Question

If all real values of $x$ obtained from the equation ${4^x} - (a - 3){2^x} + a - 4 = 0\;$ are non-positive, then
A. $a \in (4,5]$
B. $a \in {\text{(0, 4)}}$
C. $a \in {\text{ }}(4,\infty )$
D. None of These

Answer 1

Hint: As we know that simple second-degree polynomials, which are what quadratic equations are, typically have the form $y = a{x^2} + bx + c$.
To determine the value of $a$, the given equation must first be transformed into a quadratic equation. After that, compute the quadratic formula and evaluate the discriminant.

Formula Used:
The quadratic formula that can be used with the quadratic equation is as follows: $t = \dfrac{{ - b \pm \sqrt D }}{{2a}}$. And, the discriminant is represented by: $D = {b^2} - 4ac$.

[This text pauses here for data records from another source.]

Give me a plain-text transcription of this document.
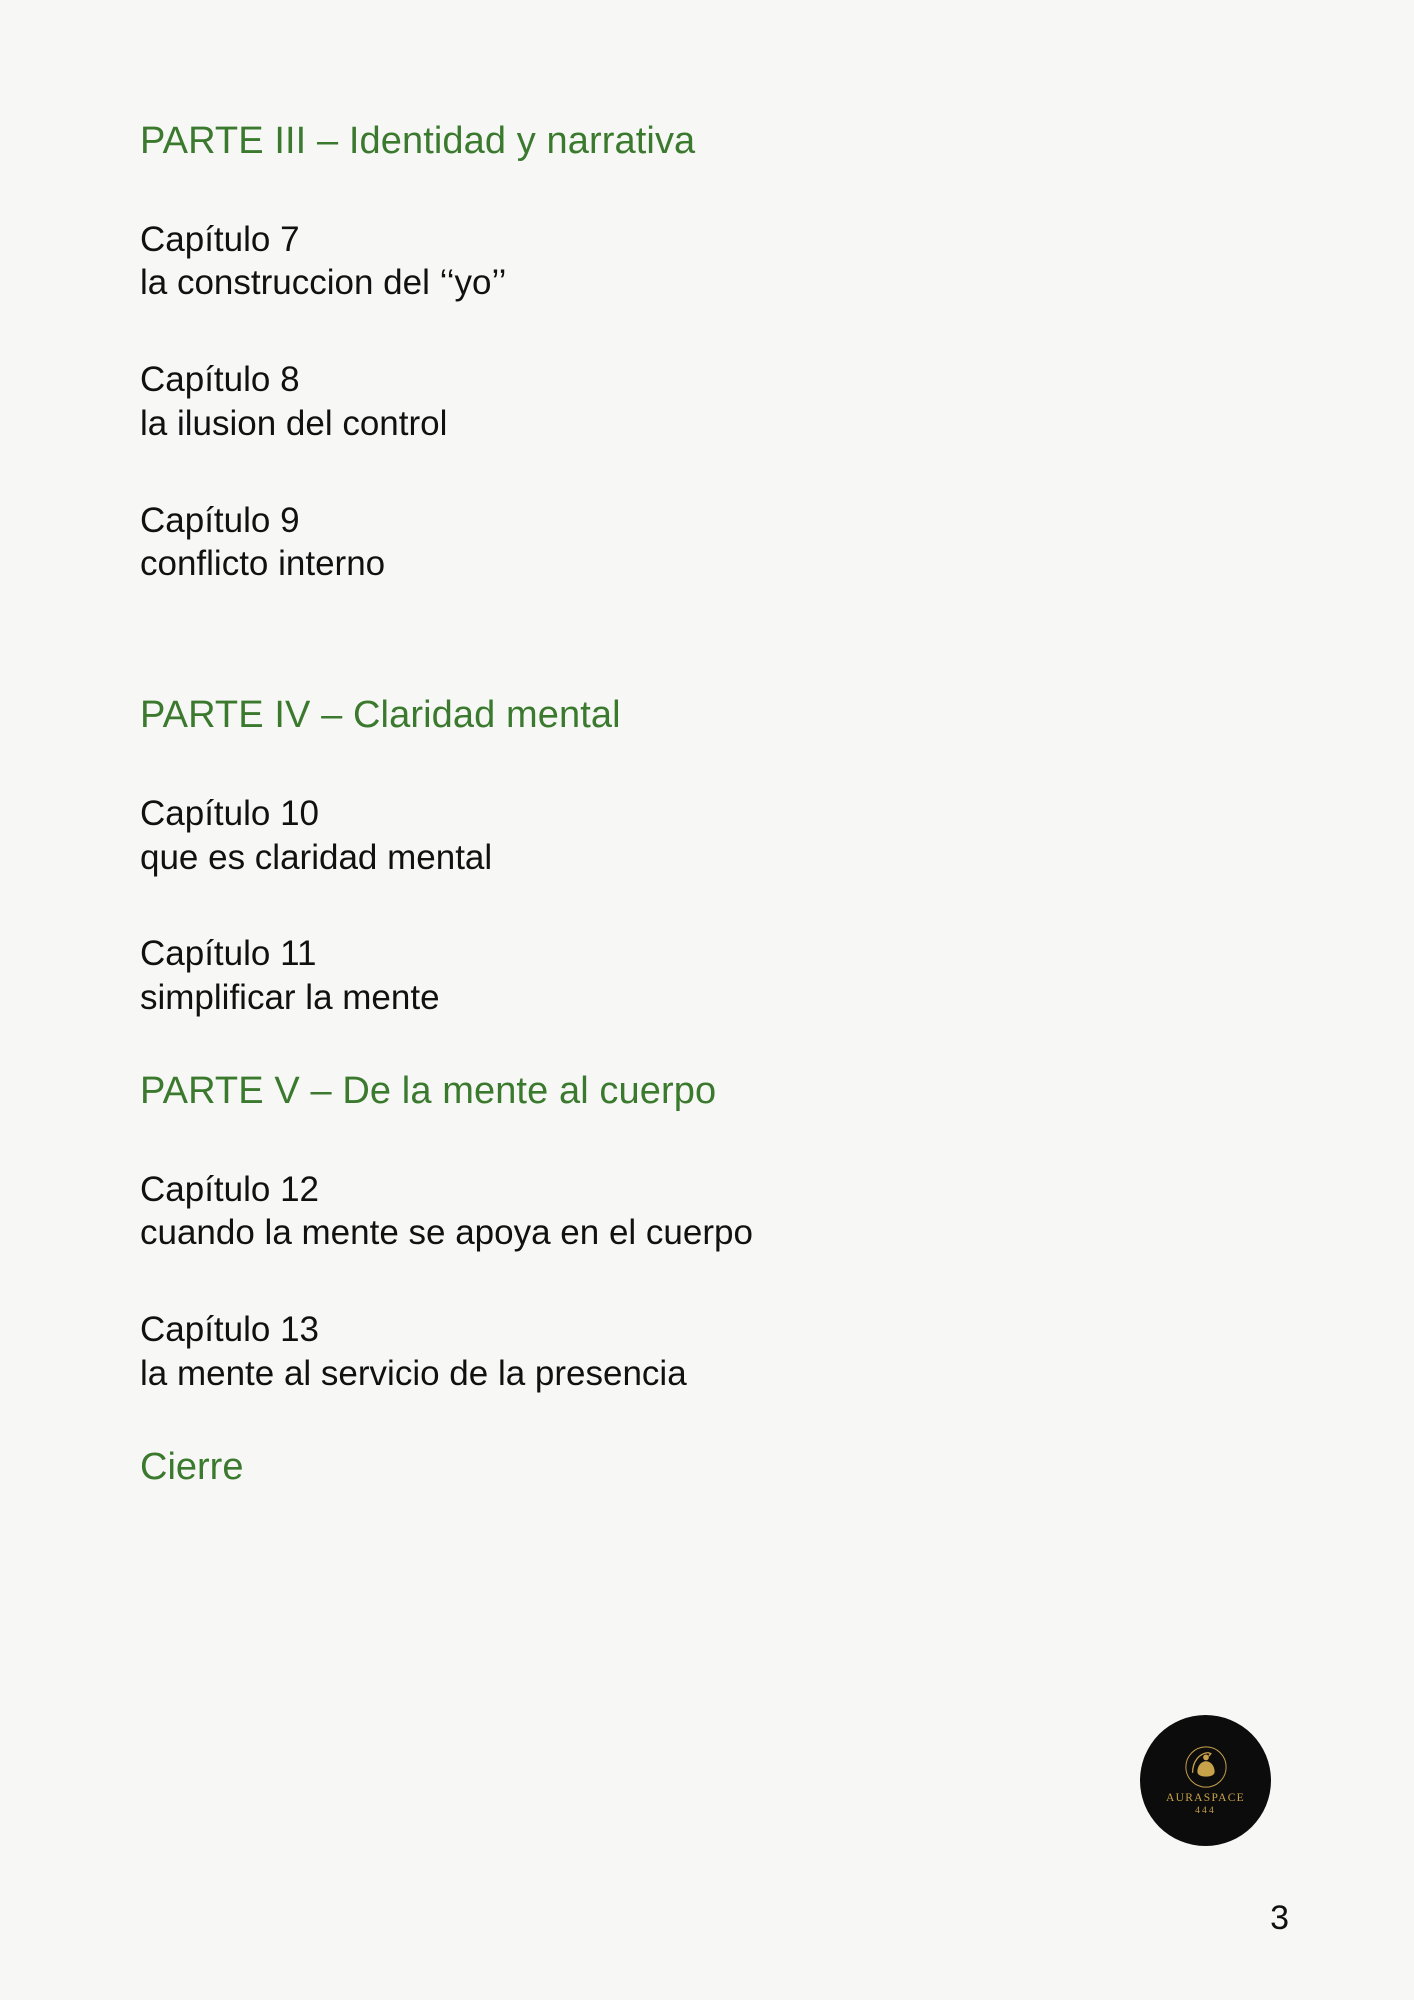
PARTE III – Identidad y narrativa

Capítulo 7

la construccion del ‘‘yo’’

Capítulo 8

la ilusion del control

Capítulo 9

conflicto interno

PARTE IV – Claridad mental

Capítulo 10

que es claridad mental

Capítulo 11

simplificar la mente

PARTE V – De la mente al cuerpo

Capítulo 12

cuando la mente se apoya en el cuerpo

Capítulo 13

la mente al servicio de la presencia

Cierre

AURASPACE
444
3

Complete step by step Solution:
In the question, the equation ${4^x} - (a - 3){2^x} + a - 4 = 0\;$is given,
The given equation can be written as:
${({2^x})^2}\;-{\text{ }}\left( {a{\text{ }}-{\text{ }}3} \right){\text{ }}{2^x}\;-{\text{ }}{2^x}\; + {\text{ }}a{\text{ }}-{\text{ }}4{\text{ }} = {\text{ }}0$
Consider the value of ${2^x}$for $t$, we have:
${(t)^2}\;-{\text{ }}\left( {a{\text{ }}-{\text{ }}3} \right){\text{ t}}\;-{\text{ t}}\; + {\text{ }}a{\text{ }}-{\text{ }}4{\text{ }} = {\text{ }}0 \\$
${t^2} - (a - 3)t + (a - 4) = 0 \\$
To determine the discriminant of the above equation, use the formula of discriminate$D = {b^2} - 4ac$, then:
$D = {\left\{ { - (a - 3)} \right\}^2} - 4(1)(a - 4) \\$
$\Rightarrow D = {a^2} - 6a + 9 - 4a + 16 \\$
$\Rightarrow D = {a^2} - 10a + 25 \\$
$\Rightarrow {(a - 5)^2} \geqslant 0 \\$
Now, apply the quadratic formula $t = \dfrac{{ - b \pm \sqrt D }}{{2a}}$on the obtained equation,
 $t = \dfrac{{ - \left\{ { - (a - 3)} \right\} \pm \sqrt {{{(a - 5)}^2}} }}{{2(1)}} \\$
 $t = \dfrac{{(a - 3) \pm (a - 5)}}{2} \\$
 $t = \dfrac{{2a - 8}}{2} \\$
 $t = a - 4\,or\,1 \\$
Apply the following conditions to determine the interval,
$\because {2^x} = a - 4 \\$
 $\Rightarrow {2^x} = 1\,\,\,\,...(i) \\$
$\because x \leqslant 0,\,{2^x} > 0\,\,\,\,...(ii) \\$
Now, using the above conditions, we obtain:
$0 < a - 4 \leqslant 1 \\$
 $4 < a \leqslant 5 \\$
 $a \in (4,5] \\$

Hence, the correct option is (A).

Note: While solving the question, it should be noted that the Bhaskar formula, commonly referred to as the quadratic formula, is one of several approaches to solving second degree polynomial equations: $\dfrac{{ - b \pm \sqrt {{b^2} - 4ac} }}{{2a}}$ And the delta stands in for the discriminant, $D = {b^2} - 4ac$. The discriminant may be zero, positive or negative. Examples include: When ${b^2} - 4ac$ is greater than $0$, the equation has two separate real solutions; when ${b^2} - 4ac$ is equal to $0$, there is only one real solution and when ${b^2} - 4ac$ is less than $0$, there are no real solutions to the equation.